Alignment

dropTag writes the tagged reads into multiple files. All these files must be aligned to reference, and all bam files with the alignments must be provided as input for the dropEst stage. In the paper we used TopHat2 aligner, however any RNA-seq aligners (i.e. Kallisto or STAR) can be used.

Alignment with TopHat

  1. Install bowtie index for the sequenced organism.

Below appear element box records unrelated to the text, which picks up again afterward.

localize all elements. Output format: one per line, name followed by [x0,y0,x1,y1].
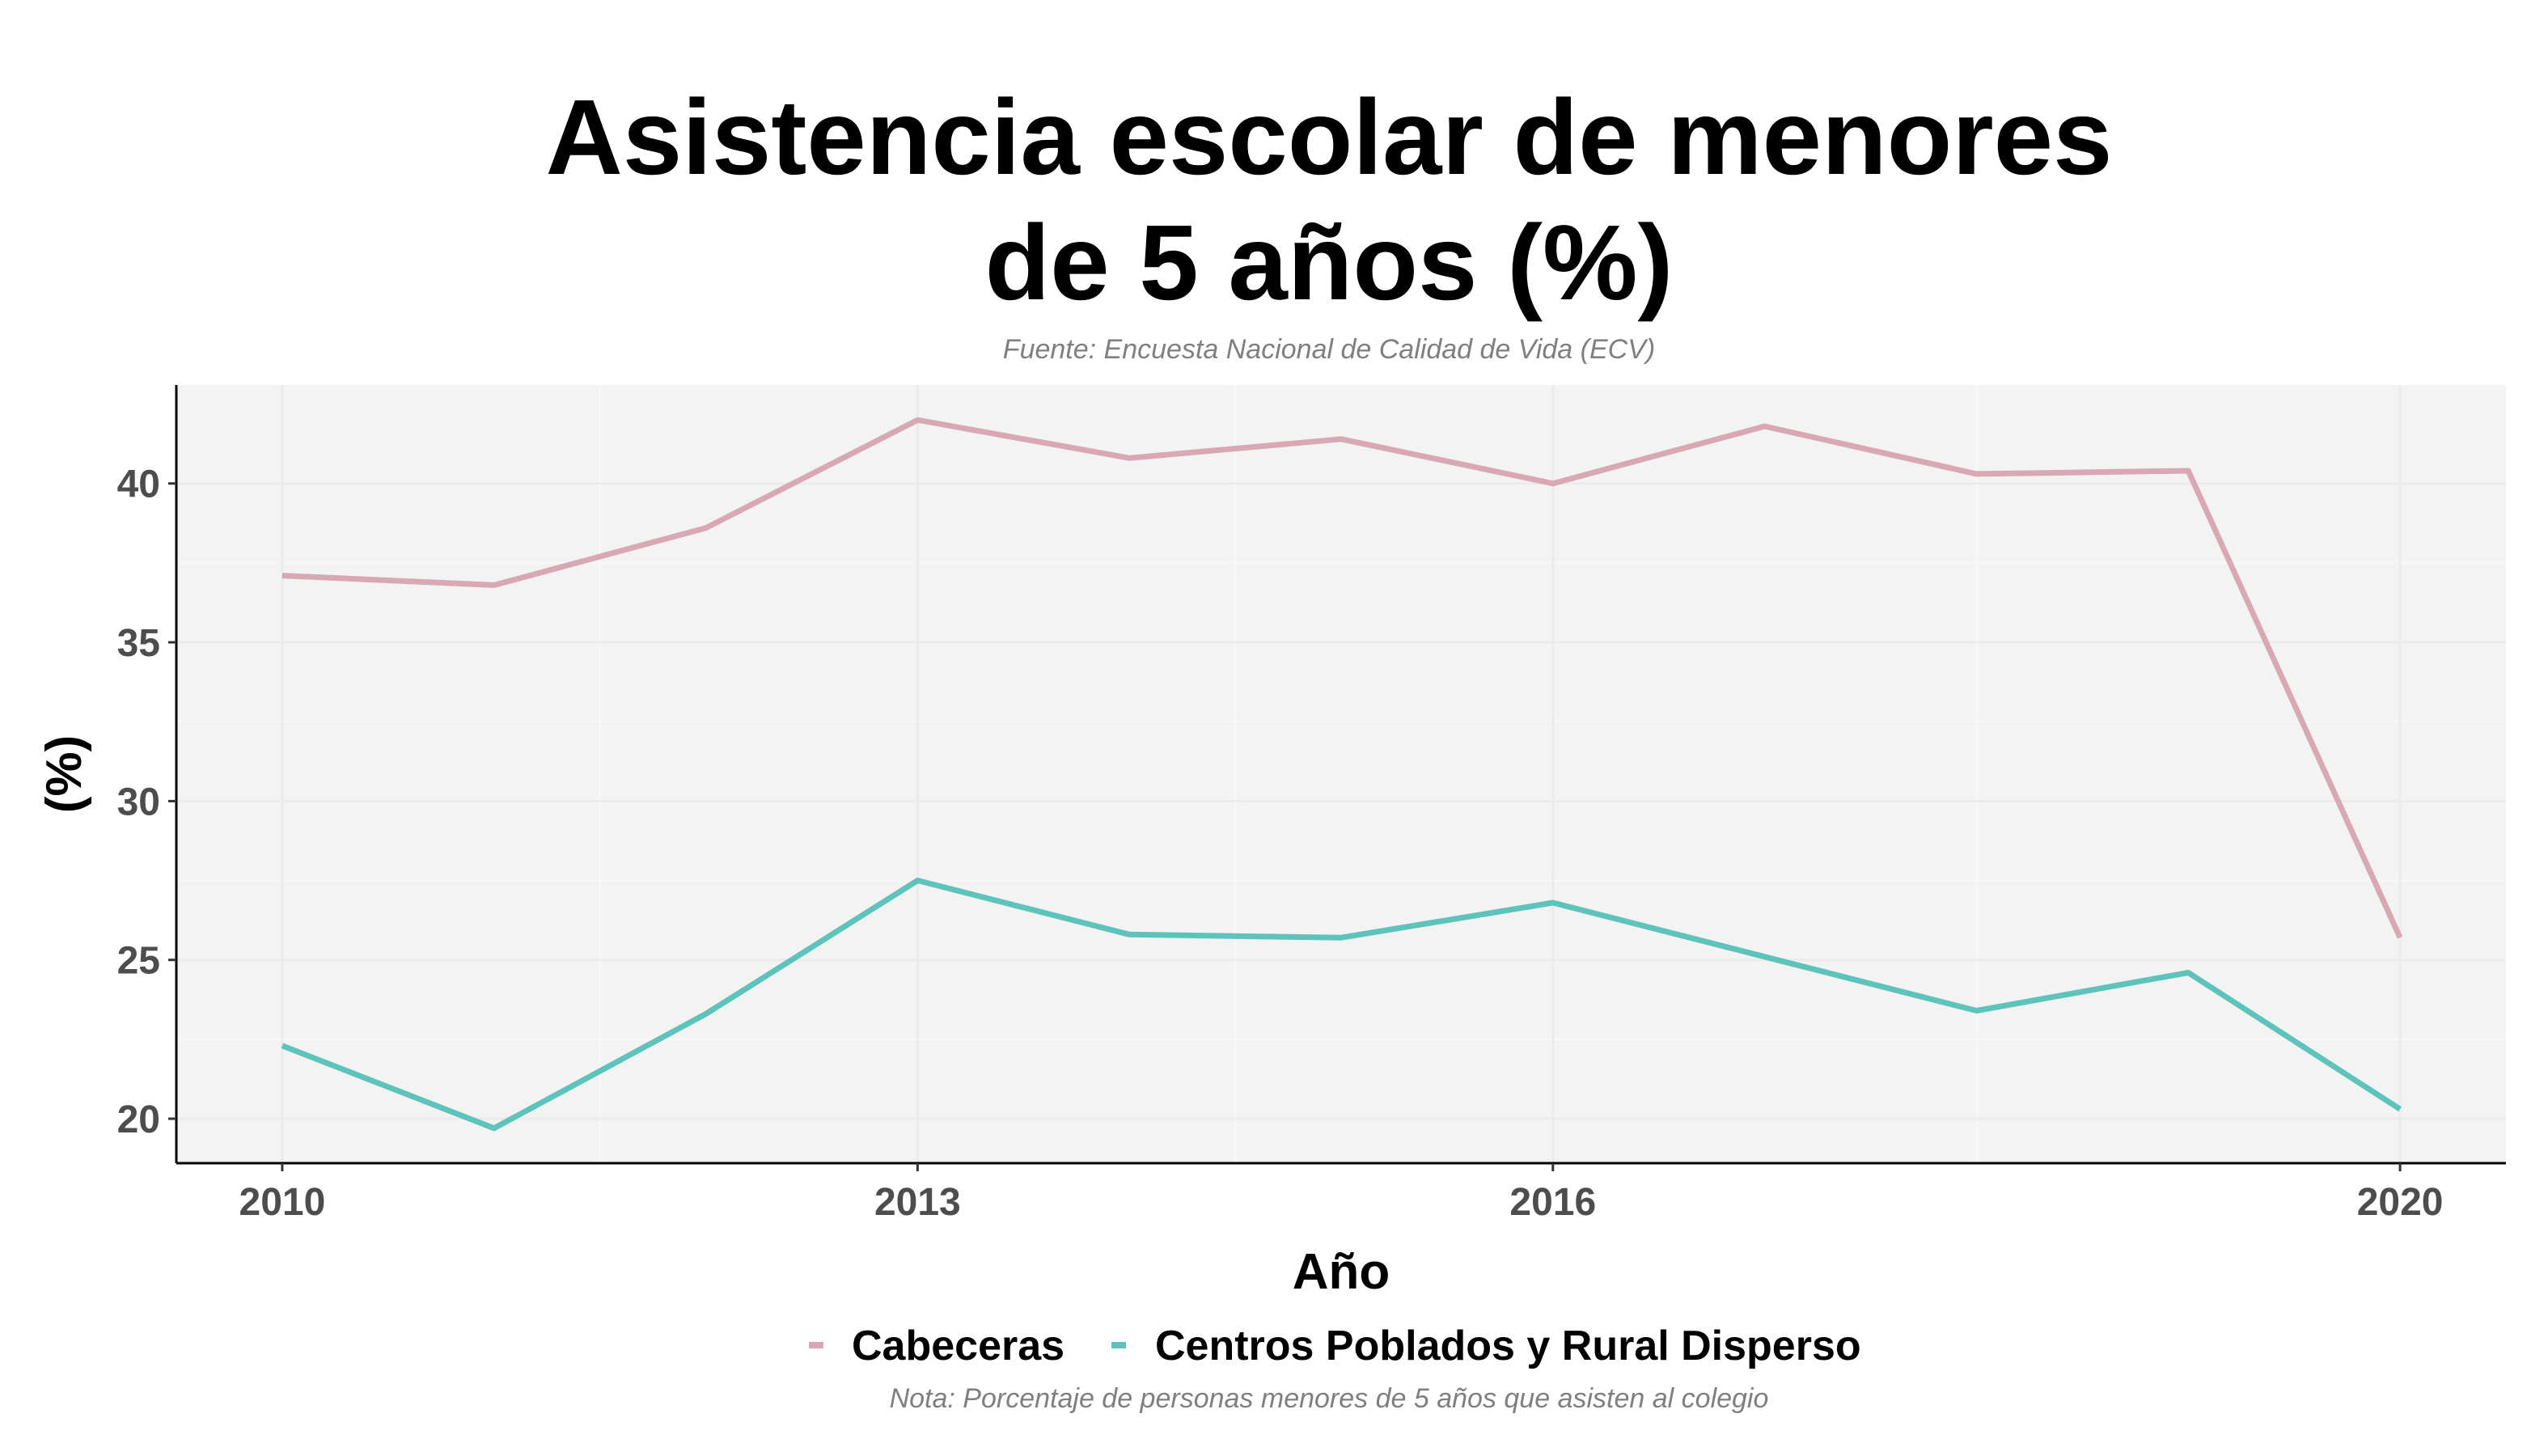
y-tick-label: 40 [117,463,160,506]
y-tick-label: 25 [117,940,160,983]
series-line-cabeceras [281,417,2403,939]
y-tick-label: 30 [117,781,160,823]
y-axis-ticks: 20 25 30 35 40 [117,463,176,1141]
legend: Cabeceras Centros Poblados y Rural Dispe… [809,1323,1861,1369]
y-tick-label: 35 [117,622,160,665]
plot-panel [175,385,2506,1165]
series-lines [281,417,2403,1132]
x-axis-title: Año [1293,1244,1390,1300]
chart-subtitle: Fuente: Encuesta Nacional de Calidad de … [1003,334,1655,365]
x-tick-label: 2013 [874,1181,961,1224]
chart-caption: Nota: Porcentaje de personas menores de … [890,1383,1769,1414]
legend-label-centros-poblados: Centros Poblados y Rural Disperso [1155,1323,1861,1369]
y-tick-label: 20 [117,1098,160,1141]
x-tick-label: 2020 [2357,1181,2444,1224]
series-line-centros-poblados [281,878,2402,1132]
gridlines [176,385,2506,1163]
y-axis-title: (%) [36,735,92,813]
plot-panel-background [176,385,2506,1163]
x-tick-label: 2010 [239,1181,326,1224]
chart-title-line-1: Asistencia escolar de menores [546,78,2113,197]
x-axis-ticks: 2010 2013 2016 2020 [239,1163,2444,1224]
legend-label-cabeceras: Cabeceras [852,1323,1064,1369]
chart-title-line-2: de 5 años (%) [985,203,1674,322]
x-tick-label: 2016 [1509,1181,1596,1224]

  2. Download corresponding gene annotation in the gtf format.

  3. Run TopHat2 for each file:

    tophat2 -p number_of_threads --no-coverage-search -g 1 -G genes.gtf -o output_dir Bowtie2Index/genome reads.fastq.gz
    
  4. The result needed for the count estimation is ./output_dir/accepted_hits.bam.

Alignment with Kallisto

Prior to v0.42.4, Kallisto didn’t use BAM flags to mark primary/secondary alignments. Only versions :math:`geq` 0.42.4 are supported.

  1. Download transcript sequences in .fasta format (i.e. Ensembl genes).

  2. Build Kallisto index: kallisto index -i genes.fa.gz.

  3. Run

    kallisto quant --pseudobam --single -i genes.index -o out -l mean_length -s std_length reads.fastq.gz
    

    Here, mean_length is mean length of RNA fragment (not read length) and std_length is standard deviataion of RNA fragment length. You should specify values, according to the experiment design.